Guest speaker set to inspire graduates to be who they want
LIFE in Bundaberg is beginning to return to normal after a turbulent year, with CQUniversity set to host their first in-person graduation ceremony since the pandemic first hit.
A total of 56 students from Australia, Singapore, Nepal, Sri Lanka and the Philippines will attend the local event today, where they will receive qualifications for their undergraduate and postgraduate degrees.
Additionally, five graduating indigenous students will receive cultural sashes.
With almost two decades of experience working as a leader for the not-for-profit sector, managing director of IMPACT Community Services Tanya O’Shea has also been announced as the guest speaker of the local event, making it the second graduation ceremony where she has delivered a speech.
“I feel privileged to be part of it and am incredibly grateful for the opportunity,” Ms O’Shea said.
“Let’s go with nervous excitement and a hint of vulnerability – that sense of nervousness is not so much about speaking in public but more about whether the key messages will resonate with the audience.”
After graduating from CQUniversity with two degrees, including a Bachelor of psychology (honours) and a masters of business administration, Ms O’Shea has flourished in her field and gone on to obtain various board positions.
The guest speaker said she will deliver a speech with CQUniversity’s tag line ‘be what you want to be’, in mind as it resonates with her personally.
“Using the tag line as my inspiration, my presentation will focus on my journey, dropping out of university and the reason why I returned to university after a 12-year hiatus,” Ms O’Shea said.
“My intention is to inspire people to find and live their purpose, gain self-insight, be aware of the impact that they have on others and find their own lane instead of comparing themselves to others.

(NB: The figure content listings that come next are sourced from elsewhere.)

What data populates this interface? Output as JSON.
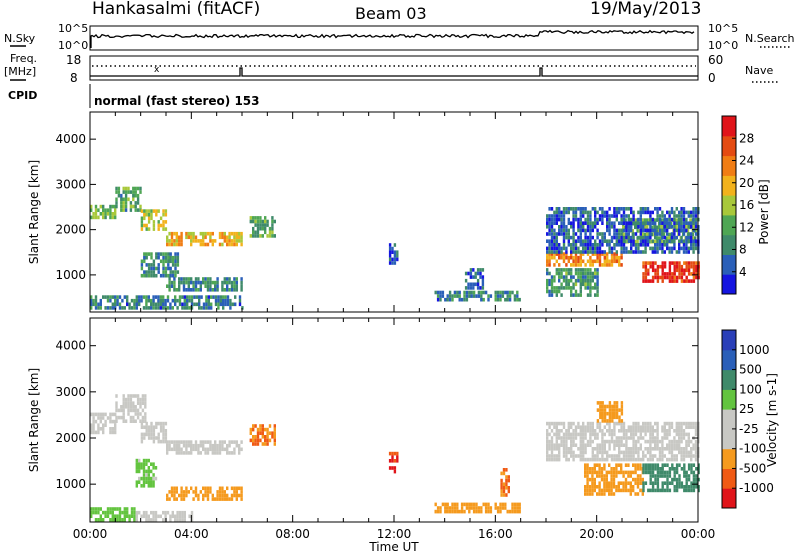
{
  "header": {
    "station": "Hankasalmi (fitACF)",
    "beam": "Beam 03",
    "date": "19/May/2013"
  },
  "strips": {
    "nsky_label": "N.Sky",
    "nsky_top": "10^5",
    "nsky_bottom": "10^0",
    "nsearch_label": "N.Search",
    "nsearch_top": "10^5",
    "nsearch_bottom": "10^0",
    "freq_label_1": "Freq.",
    "freq_label_2": "[MHz]",
    "freq_top": "18",
    "freq_bottom": "8",
    "nave_label": "Nave",
    "nave_top": "60",
    "nave_bottom": "0",
    "cpid_label": "CPID",
    "cpid_text": "normal (fast stereo) 153"
  },
  "colors": {
    "power_scale": [
      "#1515e0",
      "#2a5fb8",
      "#3f8a6a",
      "#4fa654",
      "#a8c83a",
      "#f2b21c",
      "#f07d14",
      "#e44b12",
      "#e0141a"
    ],
    "velocity_scale": [
      "#e0141a",
      "#f05a14",
      "#f59a1e",
      "#c8c8c4",
      "#c8c8c4",
      "#63c43f",
      "#3f8a6a",
      "#2a5fb8",
      "#2a3fb8"
    ]
  },
  "chart_data": [
    {
      "type": "heatmap",
      "name": "power",
      "xlabel": "",
      "ylabel": "Slant Range [km]",
      "x_ticks": [],
      "y_ticks": [
        "1000",
        "2000",
        "3000",
        "4000"
      ],
      "xlim": [
        0,
        24
      ],
      "ylim": [
        180,
        4600
      ],
      "colorbar_label": "Power [dB]",
      "colorbar_ticks": [
        "4",
        "8",
        "12",
        "16",
        "20",
        "24",
        "28"
      ],
      "regions": [
        {
          "t0": 0.0,
          "t1": 1.0,
          "r0": 2250,
          "r1": 2550,
          "v": 14
        },
        {
          "t0": 1.0,
          "t1": 2.0,
          "r0": 2450,
          "r1": 2950,
          "v": 12
        },
        {
          "t0": 2.0,
          "t1": 3.0,
          "r0": 2000,
          "r1": 2450,
          "v": 17
        },
        {
          "t0": 3.0,
          "t1": 6.0,
          "r0": 1650,
          "r1": 1950,
          "v": 20
        },
        {
          "t0": 2.0,
          "t1": 3.5,
          "r0": 950,
          "r1": 1500,
          "v": 10
        },
        {
          "t0": 3.0,
          "t1": 6.0,
          "r0": 700,
          "r1": 950,
          "v": 10
        },
        {
          "t0": 0.0,
          "t1": 6.0,
          "r0": 250,
          "r1": 550,
          "v": 9
        },
        {
          "t0": 6.3,
          "t1": 7.3,
          "r0": 1850,
          "r1": 2300,
          "v": 13
        },
        {
          "t0": 11.8,
          "t1": 12.1,
          "r0": 1300,
          "r1": 1700,
          "v": 6
        },
        {
          "t0": 13.6,
          "t1": 17.0,
          "r0": 450,
          "r1": 650,
          "v": 9
        },
        {
          "t0": 14.8,
          "t1": 15.5,
          "r0": 750,
          "r1": 1150,
          "v": 7
        },
        {
          "t0": 18.0,
          "t1": 21.0,
          "r0": 1200,
          "r1": 1500,
          "v": 22
        },
        {
          "t0": 21.0,
          "t1": 24.0,
          "r0": 1700,
          "r1": 2250,
          "v": 14
        },
        {
          "t0": 18.0,
          "t1": 24.0,
          "r0": 1500,
          "r1": 2500,
          "v": 7
        },
        {
          "t0": 21.8,
          "t1": 24.0,
          "r0": 900,
          "r1": 1300,
          "v": 28
        },
        {
          "t0": 18.0,
          "t1": 20.0,
          "r0": 550,
          "r1": 1150,
          "v": 11
        }
      ]
    },
    {
      "type": "heatmap",
      "name": "velocity",
      "xlabel": "Time UT",
      "ylabel": "Slant Range [km]",
      "x_ticks": [
        "00:00",
        "04:00",
        "08:00",
        "12:00",
        "16:00",
        "20:00",
        "00:00"
      ],
      "y_ticks": [
        "1000",
        "2000",
        "3000",
        "4000"
      ],
      "xlim": [
        0,
        24
      ],
      "ylim": [
        180,
        4600
      ],
      "colorbar_label": "Velocity [m s-1]",
      "colorbar_ticks": [
        "-1000",
        "-500",
        "-100",
        "-25",
        "25",
        "100",
        "500",
        "1000"
      ],
      "regions": [
        {
          "t0": 0.0,
          "t1": 1.0,
          "r0": 2150,
          "r1": 2550,
          "v": 0
        },
        {
          "t0": 1.0,
          "t1": 2.2,
          "r0": 2400,
          "r1": 2950,
          "v": 0
        },
        {
          "t0": 2.0,
          "t1": 3.0,
          "r0": 1900,
          "r1": 2350,
          "v": 0
        },
        {
          "t0": 3.0,
          "t1": 6.0,
          "r0": 1650,
          "r1": 1950,
          "v": 0
        },
        {
          "t0": 1.8,
          "t1": 2.6,
          "r0": 1000,
          "r1": 1550,
          "v": 80
        },
        {
          "t0": 3.0,
          "t1": 6.0,
          "r0": 650,
          "r1": 950,
          "v": -150
        },
        {
          "t0": 0.0,
          "t1": 1.8,
          "r0": 260,
          "r1": 500,
          "v": 120
        },
        {
          "t0": 1.8,
          "t1": 4.0,
          "r0": 260,
          "r1": 420,
          "v": 0
        },
        {
          "t0": 6.3,
          "t1": 7.3,
          "r0": 1850,
          "r1": 2300,
          "v": -300
        },
        {
          "t0": 11.8,
          "t1": 12.1,
          "r0": 1300,
          "r1": 1700,
          "v": -700
        },
        {
          "t0": 13.6,
          "t1": 17.0,
          "r0": 420,
          "r1": 600,
          "v": -200
        },
        {
          "t0": 16.2,
          "t1": 16.5,
          "r0": 750,
          "r1": 1350,
          "v": -300
        },
        {
          "t0": 18.0,
          "t1": 24.0,
          "r0": 1500,
          "r1": 2350,
          "v": 0
        },
        {
          "t0": 19.5,
          "t1": 21.8,
          "r0": 750,
          "r1": 1450,
          "v": -200
        },
        {
          "t0": 21.8,
          "t1": 24.0,
          "r0": 850,
          "r1": 1450,
          "v": 350
        },
        {
          "t0": 20.0,
          "t1": 21.0,
          "r0": 2400,
          "r1": 2800,
          "v": -200
        }
      ]
    }
  ]
}
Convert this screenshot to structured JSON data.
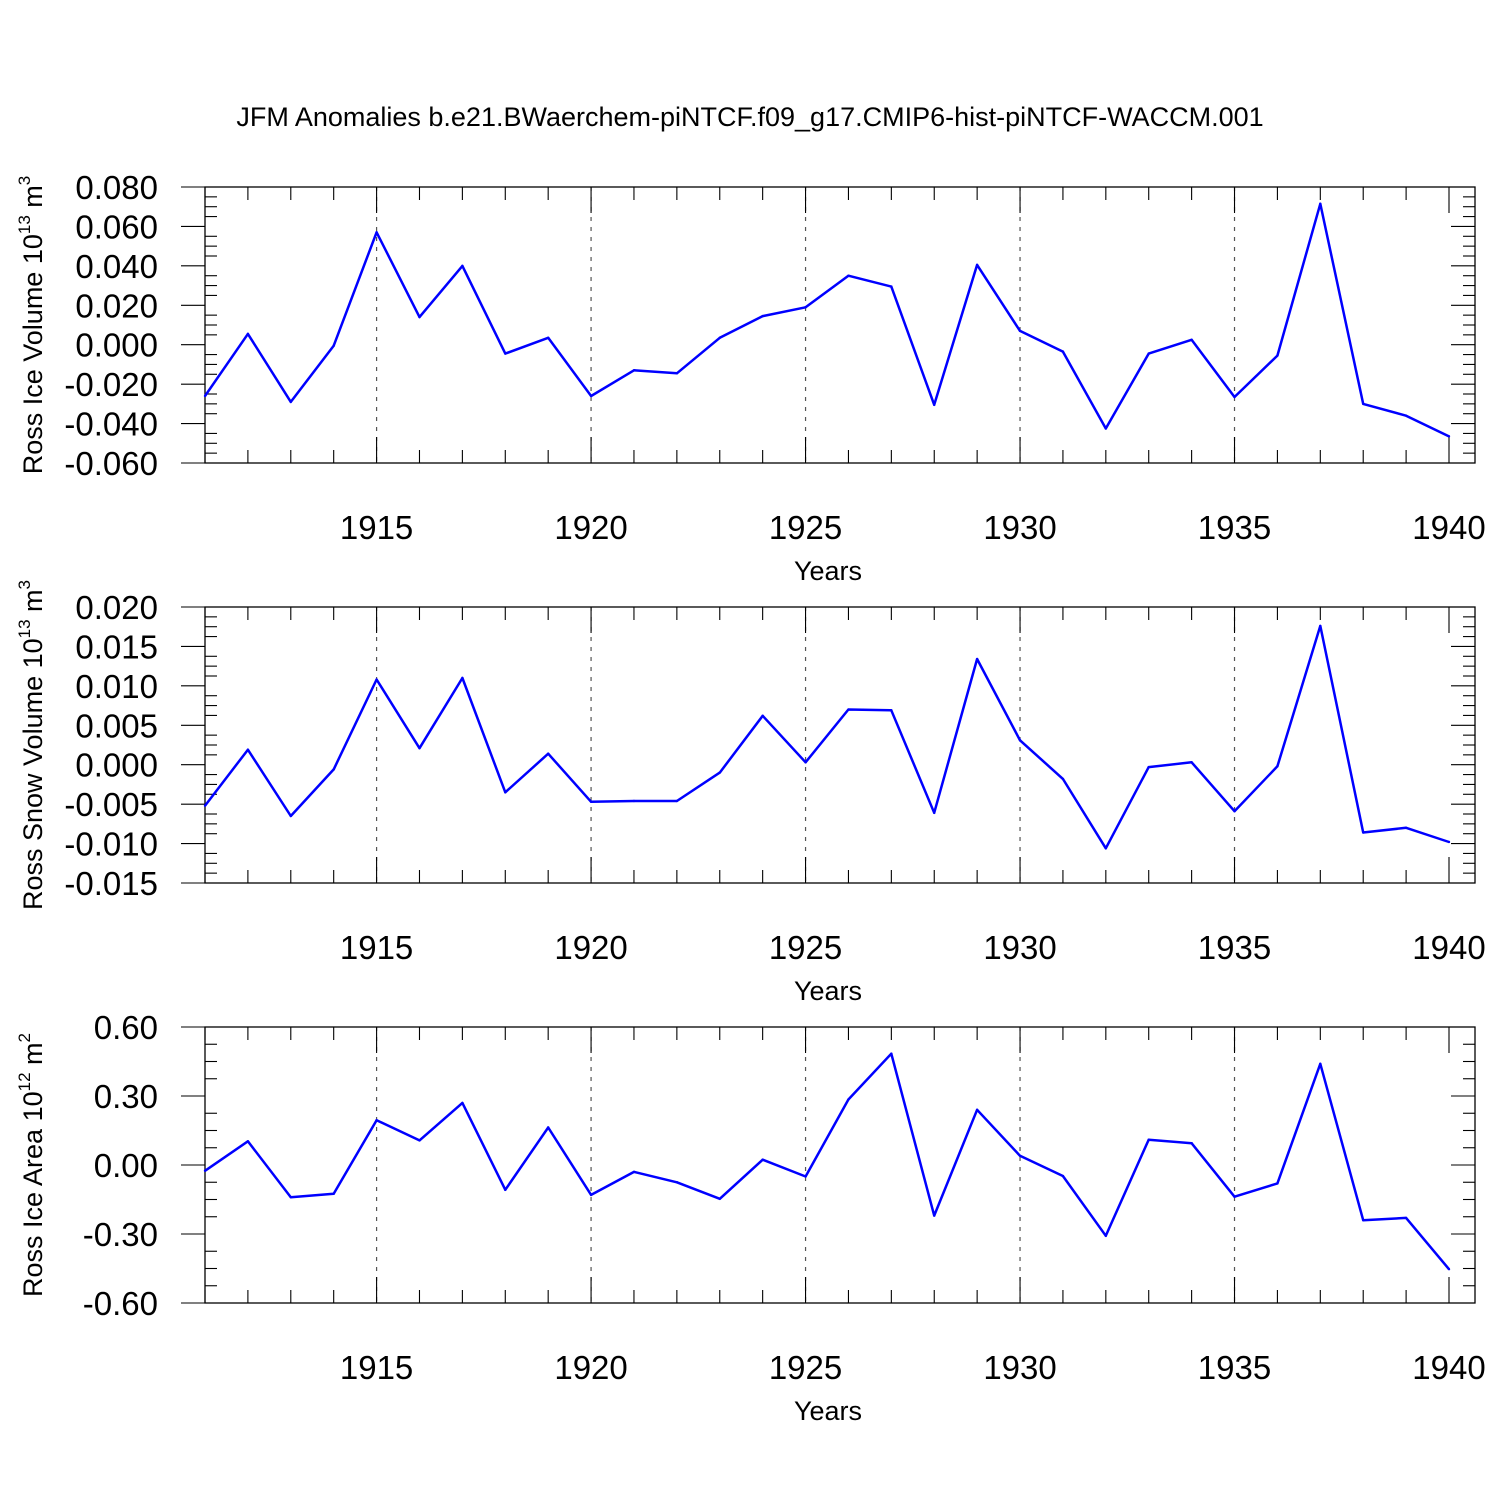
{
  "title": "JFM Anomalies b.e21.BWaerchem-piNTCF.f09_g17.CMIP6-hist-piNTCF-WACCM.001",
  "colors": {
    "line": "#0000ff",
    "axis": "#000000"
  },
  "chart_data": [
    {
      "type": "line",
      "name": "ross-ice-volume",
      "ylabel_main": "Ross Ice Volume 10",
      "ylabel_exp": "13",
      "ylabel_unit": " m",
      "ylabel_unit_exp": "3",
      "xlabel": "Years",
      "xlim": [
        1911,
        1940
      ],
      "ylim": [
        -0.06,
        0.08
      ],
      "yticks": [
        -0.06,
        -0.04,
        -0.02,
        0.0,
        0.02,
        0.04,
        0.06,
        0.08
      ],
      "ytick_labels": [
        "-0.060",
        "-0.040",
        "-0.020",
        "0.000",
        "0.020",
        "0.040",
        "0.060",
        "0.080"
      ],
      "y_minor_step": 0.005,
      "xticks": [
        1915,
        1920,
        1925,
        1930,
        1935,
        1940
      ],
      "xtick_labels": [
        "1915",
        "1920",
        "1925",
        "1930",
        "1935",
        "1940"
      ],
      "x": [
        1911,
        1912,
        1913,
        1914,
        1915,
        1916,
        1917,
        1918,
        1919,
        1920,
        1921,
        1922,
        1923,
        1924,
        1925,
        1926,
        1927,
        1928,
        1929,
        1930,
        1931,
        1932,
        1933,
        1934,
        1935,
        1936,
        1937,
        1938,
        1939,
        1940
      ],
      "series": [
        {
          "name": "Ross Ice Volume",
          "values": [
            -0.026,
            0.0055,
            -0.029,
            -0.0005,
            0.057,
            0.014,
            0.04,
            -0.0045,
            0.0035,
            -0.026,
            -0.013,
            -0.0145,
            0.0035,
            0.0145,
            0.019,
            0.035,
            0.0295,
            -0.0305,
            0.0405,
            0.007,
            -0.0035,
            -0.0425,
            -0.0045,
            0.0025,
            -0.0265,
            -0.0055,
            0.0715,
            -0.03,
            -0.036,
            -0.0465
          ]
        }
      ]
    },
    {
      "type": "line",
      "name": "ross-snow-volume",
      "ylabel_main": "Ross Snow Volume 10",
      "ylabel_exp": "13",
      "ylabel_unit": " m",
      "ylabel_unit_exp": "3",
      "xlabel": "Years",
      "xlim": [
        1911,
        1940
      ],
      "ylim": [
        -0.015,
        0.02
      ],
      "yticks": [
        -0.015,
        -0.01,
        -0.005,
        0.0,
        0.005,
        0.01,
        0.015,
        0.02
      ],
      "ytick_labels": [
        "-0.015",
        "-0.010",
        "-0.005",
        "0.000",
        "0.005",
        "0.010",
        "0.015",
        "0.020"
      ],
      "y_minor_step": 0.00125,
      "xticks": [
        1915,
        1920,
        1925,
        1930,
        1935,
        1940
      ],
      "xtick_labels": [
        "1915",
        "1920",
        "1925",
        "1930",
        "1935",
        "1940"
      ],
      "x": [
        1911,
        1912,
        1913,
        1914,
        1915,
        1916,
        1917,
        1918,
        1919,
        1920,
        1921,
        1922,
        1923,
        1924,
        1925,
        1926,
        1927,
        1928,
        1929,
        1930,
        1931,
        1932,
        1933,
        1934,
        1935,
        1936,
        1937,
        1938,
        1939,
        1940
      ],
      "series": [
        {
          "name": "Ross Snow Volume",
          "values": [
            -0.0052,
            0.0019,
            -0.0065,
            -0.0006,
            0.0108,
            0.0021,
            0.011,
            -0.0035,
            0.0014,
            -0.0047,
            -0.0046,
            -0.0046,
            -0.001,
            0.0062,
            0.0003,
            0.007,
            0.0069,
            -0.0061,
            0.0134,
            0.0031,
            -0.0018,
            -0.0106,
            -0.0003,
            0.0003,
            -0.0059,
            -0.0002,
            0.0176,
            -0.0086,
            -0.008,
            -0.0098
          ]
        }
      ]
    },
    {
      "type": "line",
      "name": "ross-ice-area",
      "ylabel_main": "Ross Ice Area 10",
      "ylabel_exp": "12",
      "ylabel_unit": " m",
      "ylabel_unit_exp": "2",
      "xlabel": "Years",
      "xlim": [
        1911,
        1940
      ],
      "ylim": [
        -0.6,
        0.6
      ],
      "yticks": [
        -0.6,
        -0.3,
        0.0,
        0.3,
        0.6
      ],
      "ytick_labels": [
        "-0.60",
        "-0.30",
        "0.00",
        "0.30",
        "0.60"
      ],
      "y_minor_step": 0.075,
      "xticks": [
        1915,
        1920,
        1925,
        1930,
        1935,
        1940
      ],
      "xtick_labels": [
        "1915",
        "1920",
        "1925",
        "1930",
        "1935",
        "1940"
      ],
      "x": [
        1911,
        1912,
        1913,
        1914,
        1915,
        1916,
        1917,
        1918,
        1919,
        1920,
        1921,
        1922,
        1923,
        1924,
        1925,
        1926,
        1927,
        1928,
        1929,
        1930,
        1931,
        1932,
        1933,
        1934,
        1935,
        1936,
        1937,
        1938,
        1939,
        1940
      ],
      "series": [
        {
          "name": "Ross Ice Area",
          "values": [
            -0.025,
            0.103,
            -0.14,
            -0.125,
            0.195,
            0.107,
            0.27,
            -0.108,
            0.163,
            -0.13,
            -0.03,
            -0.075,
            -0.147,
            0.023,
            -0.05,
            0.285,
            0.484,
            -0.22,
            0.24,
            0.04,
            -0.048,
            -0.308,
            0.11,
            0.095,
            -0.138,
            -0.08,
            0.44,
            -0.24,
            -0.23,
            -0.453
          ]
        }
      ]
    }
  ]
}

“Above all, the presentation will aim to encourage people to live a life filled with purpose and no regret; a life where they can choose to be what they want to be.”
And while COVID-19 presented unexpected challenges for all students, whether they be high school seniors, completing their first year in tertiary studies or graduates, Ms O’Shea said it was important to visualise the outcome that you want for yourself during the testing times.
“When studying my undergraduate degree while working full-time and with two children under five, there were days when I just wanted to give up,” she said.
“Your choice to study, to learn and to grow, that comes with sacrifice … studying requires grit, persistence and practice (and) you have to be prepared to do the work, dig in when it gets hard and remember the reward at the end.
“The thing that kept me going was that visual of me standing in that gown at the graduation ceremony.”
Following the Queensland Government’s safety regulations, attendance has been capped to invitation only with loved ones encouraged to watch the ceremony, which will be lifestreamed on the University’s Graduation YouTube channel.
The first campus graduation since COVID-19 will be held at the Bundaberg Multiplex on Thursday, November 12, from 2pm.